Except this Wednesday afternoon meeting was just between me and Driving Miss Daisy. She called me out on the carpet for “disrespecting” her. She told me, “if you don’t like it here, you can leave,” and that she’ll be at AED “longer than [me].” It made me feel as if I had to worry about my job for doing my job. Meanwhile, Ken was going over word for word what each of us would have to say the following afternoon in New York, as if one bad choice of words would cost us $2.25 million, money we’d already received from Ford.

After a rough night of sleep before an early Amtrak from DC to New York, I arrived at Penn Station refreshed and glad that I didn’t ride the same train with the rest of the Nervous Nellies. They were already at Houlihan’s, eating an early lunch, with Ken obviously more relaxed from whatever he had to drink by the time I arrived.

The Ford Foundation, 320 East 43rd Street, New York City, November 19, 2007. Source: Stakhanov (permission granted)

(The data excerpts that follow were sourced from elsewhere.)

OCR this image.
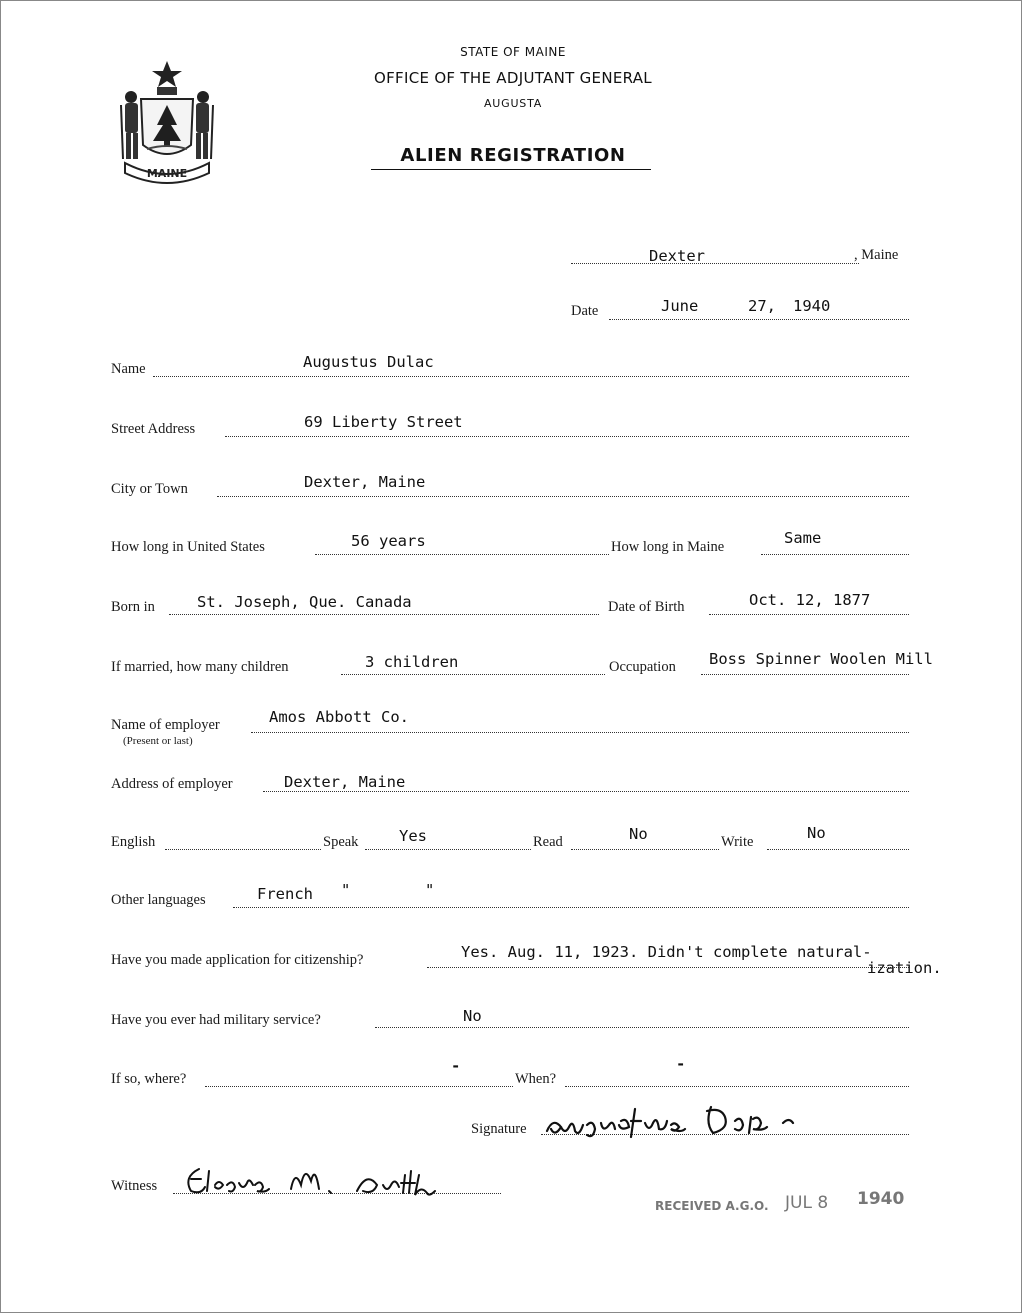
MAINE
STATE OF MAINE
OFFICE OF THE ADJUTANT GENERAL
AUGUSTA
ALIEN REGISTRATION
Dexter	, Maine
Date	June	27, 1940
Name	Augustus Dulac
Street Address	69 Liberty Street
City or Town	Dexter, Maine
How long in United States	56 years	How long in Maine	Same
Born in	St. Joseph, Que. Canada	Date of Birth	Oct. 12, 1877
If married, how many children	3 children	Occupation Boss Spinner Woolen Mill
Name of employer
(Present or last)
Amos Abbott Co.
Address of employer	Dexter, Maine
English	Speak	Yes	Read	No	Write	No
Other languages	French "	"
Have you made application for citizenship?	Yes. Aug. 11, 1923. Didn't complete natural-
ization.
Have you ever had military service?	No
If so, where?
-
When?
-
Signature
Witness
RECEIVED A.G.O. JUL 8 1940
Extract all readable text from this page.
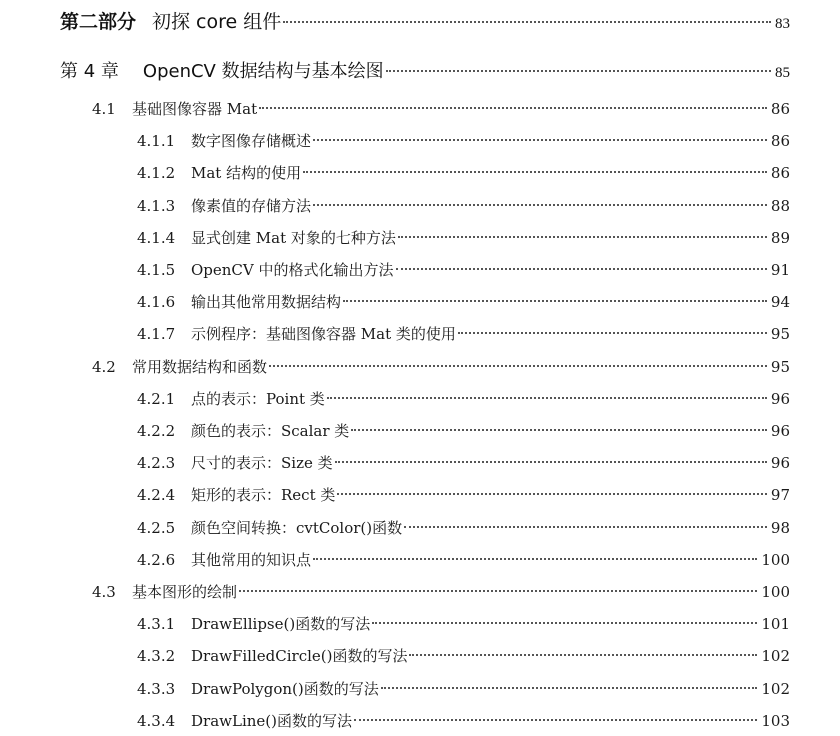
第二部分 初探 core 组件	83
第 4 章 OpenCV 数据结构与基本绘图	85
4.1	基础图像容器 Mat	86
4.1.1	数字图像存储概述	86
4.1.2	Mat 结构的使用	86
4.1.3	像素值的存储方法	88
4.1.4	显式创建 Mat 对象的七种方法	89
4.1.5	OpenCV 中的格式化输出方法	91
4.1.6	输出其他常用数据结构	94
4.1.7	示例程序：基础图像容器 Mat 类的使用	95
4.2	常用数据结构和函数	95
4.2.1	点的表示：Point 类	96
4.2.2	颜色的表示：Scalar 类	96
4.2.3	尺寸的表示：Size 类	96
4.2.4	矩形的表示：Rect 类	97
4.2.5	颜色空间转换：cvtColor()函数	98
4.2.6	其他常用的知识点	100
4.3	基本图形的绘制	100
4.3.1	DrawEllipse()函数的写法	101
4.3.2	DrawFilledCircle()函数的写法	102
4.3.3	DrawPolygon()函数的写法	102
4.3.4	DrawLine()函数的写法	103
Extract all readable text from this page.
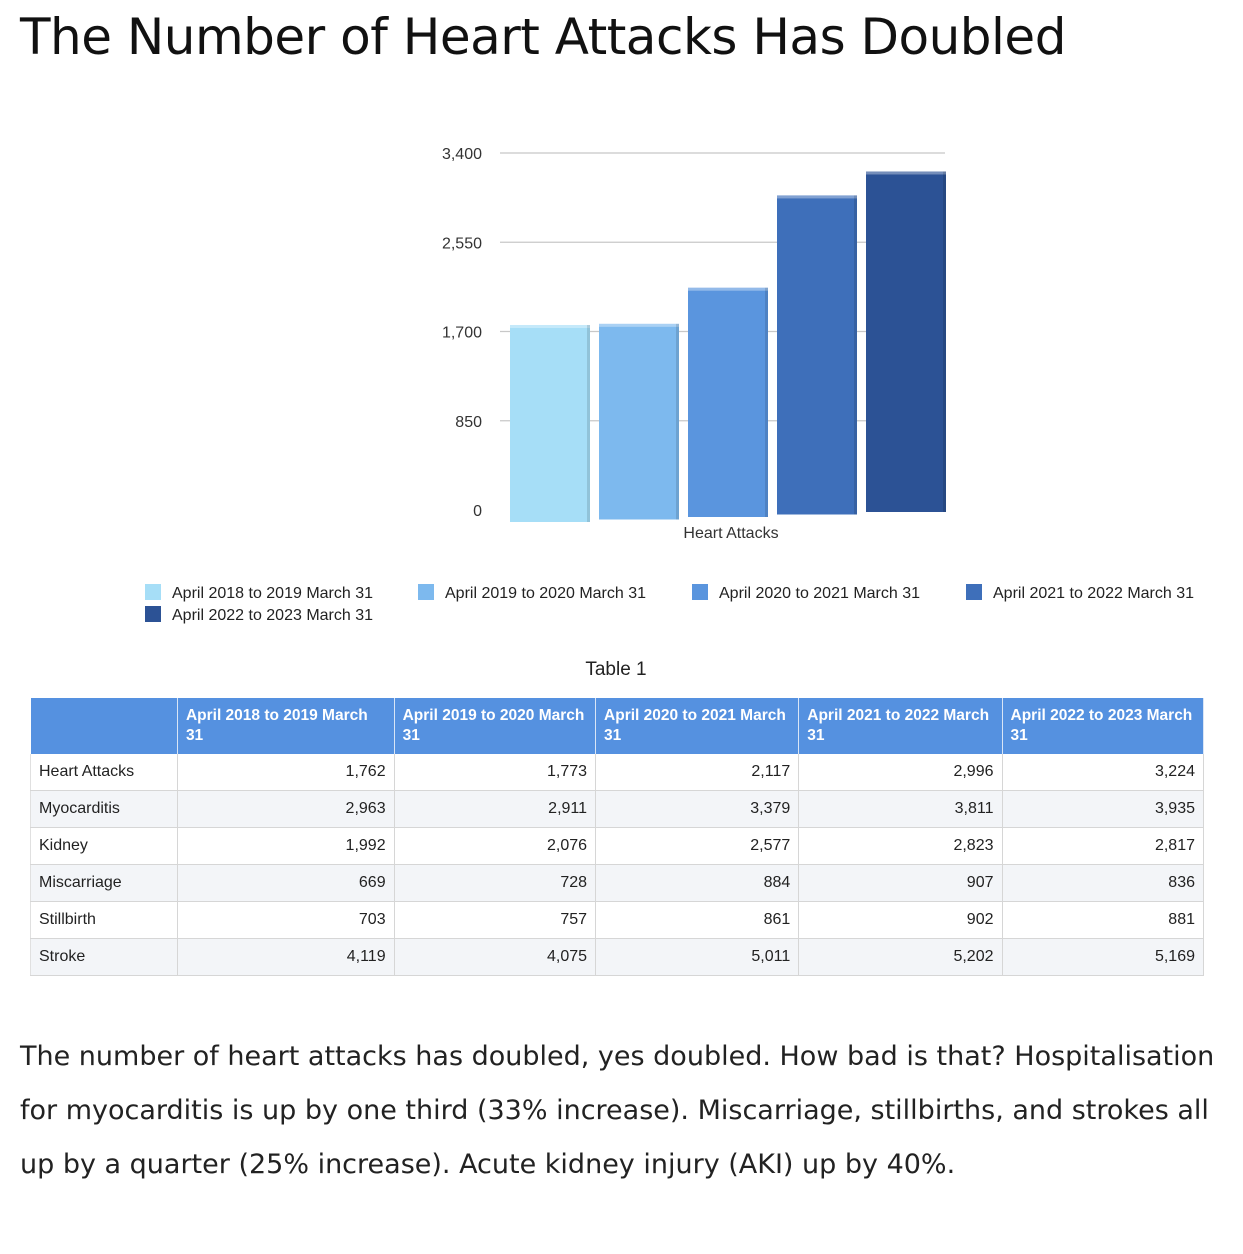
The Number of Heart Attacks Has Doubled
0
850
1,700
2,550
3,400
Heart Attacks
April 2018 to 2019 March 31	April 2019 to 2020 March 31	April 2020 to 2021 March 31	April 2021 to 2022 March 31
April 2022 to 2023 March 31
Table 1
	April 2018 to 2019 March 31	April 2019 to 2020 March 31	April 2020 to 2021 March 31	April 2021 to 2022 March 31	April 2022 to 2023 March 31
Heart Attacks	1,762	1,773	2,117	2,996	3,224
Myocarditis	2,963	2,911	3,379	3,811	3,935
Kidney	1,992	2,076	2,577	2,823	2,817
Miscarriage	669	728	884	907	836
Stillbirth	703	757	861	902	881
Stroke	4,119	4,075	5,011	5,202	5,169

The number of heart attacks has doubled, yes doubled. How bad is that? Hospitalisation for myocarditis is up by one third (33% increase). Miscarriage, stillbirths, and strokes all up by a quarter (25% increase). Acute kidney injury (AKI) up by 40%.
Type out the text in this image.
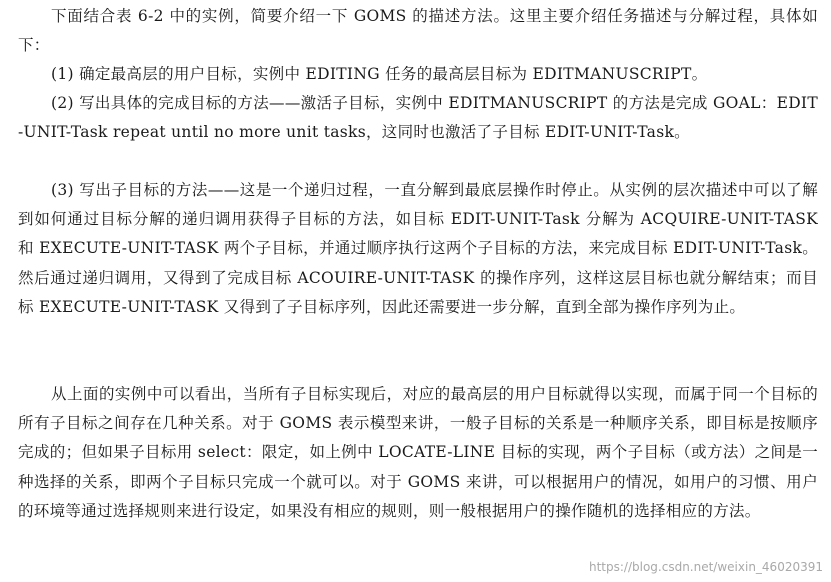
下面结合表 6-2 中的实例，简要介绍一下 GOMS 的描述方法。这里主要介绍任务描述与分解过程，具体如下：

(1) 确定最高层的用户目标，实例中 EDITING 任务的最高层目标为 EDITMANUSCRIPT。

(2) 写出具体的完成目标的方法——激活子目标，实例中 EDITMANUSCRIPT 的方法是完成 GOAL：EDIT-UNIT-Task repeat until no more unit tasks，这同时也激活了子目标 EDIT-UNIT-Task。

(3) 写出子目标的方法——这是一个递归过程，一直分解到最底层操作时停止。从实例的层次描述中可以了解到如何通过目标分解的递归调用获得子目标的方法，如目标 EDIT-UNIT-Task 分解为 ACQUIRE-UNIT-TASK 和 EXECUTE-UNIT-TASK 两个子目标，并通过顺序执行这两个子目标的方法，来完成目标 EDIT-UNIT-Task。然后通过递归调用，又得到了完成目标 ACOUIRE-UNIT-TASK 的操作序列，这样这层目标也就分解结束；而目标 EXECUTE-UNIT-TASK 又得到了子目标序列，因此还需要进一步分解，直到全部为操作序列为止。

从上面的实例中可以看出，当所有子目标实现后，对应的最高层的用户目标就得以实现，而属于同一个目标的所有子目标之间存在几种关系。对于 GOMS 表示模型来讲，一般子目标的关系是一种顺序关系，即目标是按顺序完成的；但如果子目标用 select：限定，如上例中 LOCATE-LINE 目标的实现，两个子目标（或方法）之间是一种选择的关系，即两个子目标只完成一个就可以。对于 GOMS 来讲，可以根据用户的情况，如用户的习惯、用户的环境等通过选择规则来进行设定，如果没有相应的规则，则一般根据用户的操作随机的选择相应的方法。

https://blog.csdn.net/weixin_46020391
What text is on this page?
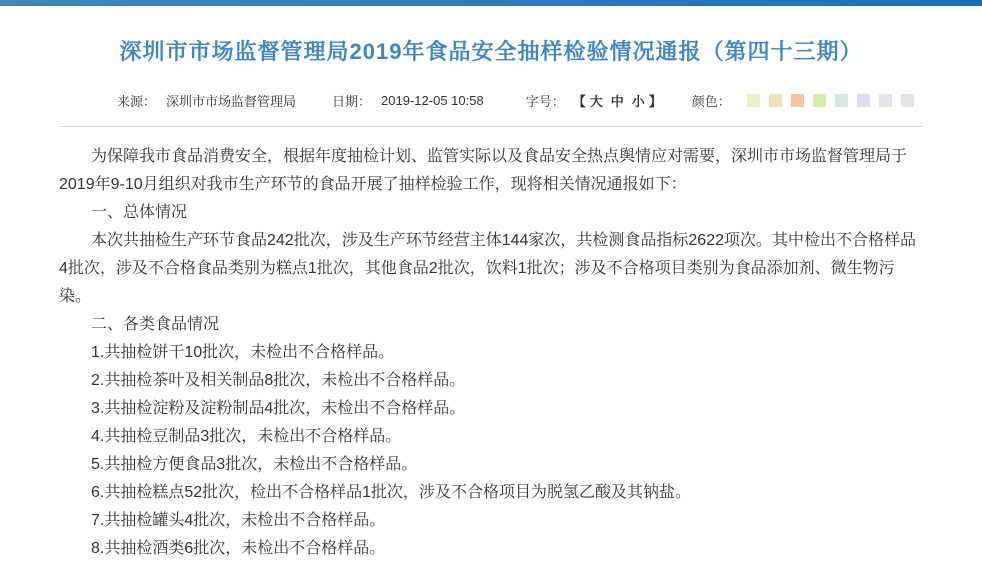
深圳市市场监督管理局2019年食品安全抽样检验情况通报（第四十三期）
来源： 深圳市市场监督管理局	日期： 2019-12-05 10:58	字号： 【 大 中 小 】 颜色：

为保障我市食品消费安全，根据年度抽检计划、监管实际以及食品安全热点舆情应对需要，深圳市市场监督管理局于2019年9-10月组织对我市生产环节的食品开展了抽样检验工作，现将相关情况通报如下：

一、总体情况

本次共抽检生产环节食品242批次，涉及生产环节经营主体144家次，共检测食品指标2622项次。其中检出不合格样品4批次，涉及不合格食品类别为糕点1批次，其他食品2批次，饮料1批次；涉及不合格项目类别为食品添加剂、微生物污染。

二、各类食品情况

1.共抽检饼干10批次，未检出不合格样品。

2.共抽检茶叶及相关制品8批次，未检出不合格样品。

3.共抽检淀粉及淀粉制品4批次，未检出不合格样品。

4.共抽检豆制品3批次，未检出不合格样品。

5.共抽检方便食品3批次，未检出不合格样品。

6.共抽检糕点52批次，检出不合格样品1批次，涉及不合格项目为脱氢乙酸及其钠盐。

7.共抽检罐头4批次，未检出不合格样品。

8.共抽检酒类6批次，未检出不合格样品。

The Ford Foundation, 320 East 43rd Street, New York City, November 19, 2007. Source: Stakhanov (permission granted)

The meeting itself was where something kicked in for Ken, what appeared to be a natural high at first. After Sandra and Yvonne (Ken’s actual immediate supervisor, even though Ken never listened to her) did the introductions, Ken took over the two-hour meeting. He talked over me, the program assistant and associate, even the program officers in the spartan meeting room. Ken’s euphoric fear was so strong that he didn’t trust us to speak on behalf of New Voices, meaning that it was a waste of time and money for anyone other than Ken to be there.

Or was is? The imam-suit-wearing program officers from Anthony Romero (who was within a few months had moved on to become the Executive Director of the ACLU) to Alan Jenkins (now co-founder of The Opportunity Agenda), who had sat silently through Ken’s soliloquy, finally spoke in the final fifteen minutes of the meeting. Romero said, “Maybe it’s time for AED to consider looking for alternate sources of funding” for New Voices “over the next couple of years.” That was my take-away from the whole ordeal.

But it wasn’t for Ken. He was on one of his blue-crystal-meth-like highs again, giddy like a kid getting a ten-speed bike for Christmas. Yvonne looked ready to go, while Sandra the wise-one was just happy it was over. I wondered, out loud to the group, if the not-so-veiled hint provided by Romero meant that the unit and foundation’s priorities were changing. I, of course, was accused of worrying too much. Too bad none of the senior staff understood the definition of irony.